[Math] Existence of fine moduli space for curves and elliptic curves

ag.algebraic-geometryarithmetic-geometryelliptic-curvesmoduli-spaces

  1. For the moduli problem of a curve of genus $g$ with $n$ marked points, how large an $n$ is needed to ensure the existence of a fine moduli space? For this question, terminology is that of Mumford's GIT.

  2. For the following three moduli problems, how big an $N$ is required for existence of a fine moduli space? The terminology is from the exposes of Deligne-Rapoport and Katz-Mazur, or Shimura. The first is in French, the second is too big, and the third is using old language and never mentions the modern terminology of universal elliptic curve, etc.. Therefore it is not possible for me to dig up the information myself.

i) Elliptic curves equipped with a cyclic subgroup of order $N$ — this moduli problem corresponds to the modular group $\Gamma_0(N)$.

ii) Elliptic curves equipped with a point of order $N$ — this moduli problem corresponds to the modular group $\Gamma_1(N)$.

ii) Elliptic curves equipped with a symplectic pairing on $N$-torsion points — this moduli problem corresponds to the modular group $\Gamma (N)$.

References other than the above, will be appreciated.

Best Answer

The first is unrepresentable for arbitrary large $N$ (it depends on the residue class of $N$ mod 12), the second is representatble for $N \geq 4$ (if you are considering $Y_1(N)$) or $N \geq 5$ (if you are considering $X_1(N)$, i.e. including the cusps), the third is representable for $N \geq 3$.

The references you mentioned are the standard ones.
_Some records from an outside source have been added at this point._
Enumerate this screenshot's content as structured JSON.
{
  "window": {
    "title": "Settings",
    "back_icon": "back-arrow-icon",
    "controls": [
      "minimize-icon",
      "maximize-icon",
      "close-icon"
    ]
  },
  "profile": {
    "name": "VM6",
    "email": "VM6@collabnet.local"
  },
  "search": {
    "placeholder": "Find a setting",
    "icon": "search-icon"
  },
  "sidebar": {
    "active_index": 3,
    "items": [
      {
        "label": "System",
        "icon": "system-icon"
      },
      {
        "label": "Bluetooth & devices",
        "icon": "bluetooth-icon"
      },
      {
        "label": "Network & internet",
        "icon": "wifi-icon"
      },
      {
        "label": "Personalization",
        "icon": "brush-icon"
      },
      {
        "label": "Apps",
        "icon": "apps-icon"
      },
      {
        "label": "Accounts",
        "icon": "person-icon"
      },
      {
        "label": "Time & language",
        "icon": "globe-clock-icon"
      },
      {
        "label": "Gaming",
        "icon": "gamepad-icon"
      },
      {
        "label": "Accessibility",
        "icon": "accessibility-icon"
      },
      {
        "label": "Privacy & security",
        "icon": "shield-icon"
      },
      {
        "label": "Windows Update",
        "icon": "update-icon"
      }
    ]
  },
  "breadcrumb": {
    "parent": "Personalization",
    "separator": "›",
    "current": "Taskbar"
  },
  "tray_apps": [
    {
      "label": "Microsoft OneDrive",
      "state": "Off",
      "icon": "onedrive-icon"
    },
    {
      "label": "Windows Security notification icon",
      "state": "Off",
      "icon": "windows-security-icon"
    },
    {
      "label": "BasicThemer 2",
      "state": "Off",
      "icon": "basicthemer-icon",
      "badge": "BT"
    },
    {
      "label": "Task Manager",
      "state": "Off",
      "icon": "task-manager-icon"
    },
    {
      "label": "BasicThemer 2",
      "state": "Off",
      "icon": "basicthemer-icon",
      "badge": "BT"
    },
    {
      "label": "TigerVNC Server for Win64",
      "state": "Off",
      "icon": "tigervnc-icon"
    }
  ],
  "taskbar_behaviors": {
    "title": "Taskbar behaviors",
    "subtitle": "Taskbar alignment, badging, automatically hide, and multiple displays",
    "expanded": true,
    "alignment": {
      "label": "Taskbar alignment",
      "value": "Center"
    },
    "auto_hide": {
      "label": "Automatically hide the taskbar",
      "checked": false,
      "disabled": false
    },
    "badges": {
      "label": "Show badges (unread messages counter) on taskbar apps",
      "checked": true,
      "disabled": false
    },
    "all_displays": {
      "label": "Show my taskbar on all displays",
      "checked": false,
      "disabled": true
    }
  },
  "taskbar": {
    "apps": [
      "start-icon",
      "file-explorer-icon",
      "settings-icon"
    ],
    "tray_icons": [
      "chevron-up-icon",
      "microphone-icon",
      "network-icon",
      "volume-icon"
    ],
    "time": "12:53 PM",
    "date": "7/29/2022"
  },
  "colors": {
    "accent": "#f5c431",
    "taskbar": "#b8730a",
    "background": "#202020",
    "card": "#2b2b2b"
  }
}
Probably Silverman discusses these in his books somewhere too (maybe the 2nd). If you look in Gross's Duke paper on companion forms (A tameness criterion ... ) you will find a summary of the story for $X_1(N)$. In the $\Gamma_0(N)$ case, Mazur has a careful discussion in the beginning of section 2 of his Eisenstein ideal paper. Both Gross and Mazur refer back to Deligne--Rapoport for proofs.

It is also just a matter of computing the torsion in each of the $\Gamma$'s (plus epsilon more if you want to understand representability at the cusps), which is an exercise. (Although you have to do a little work to see why this is the necessary computation.)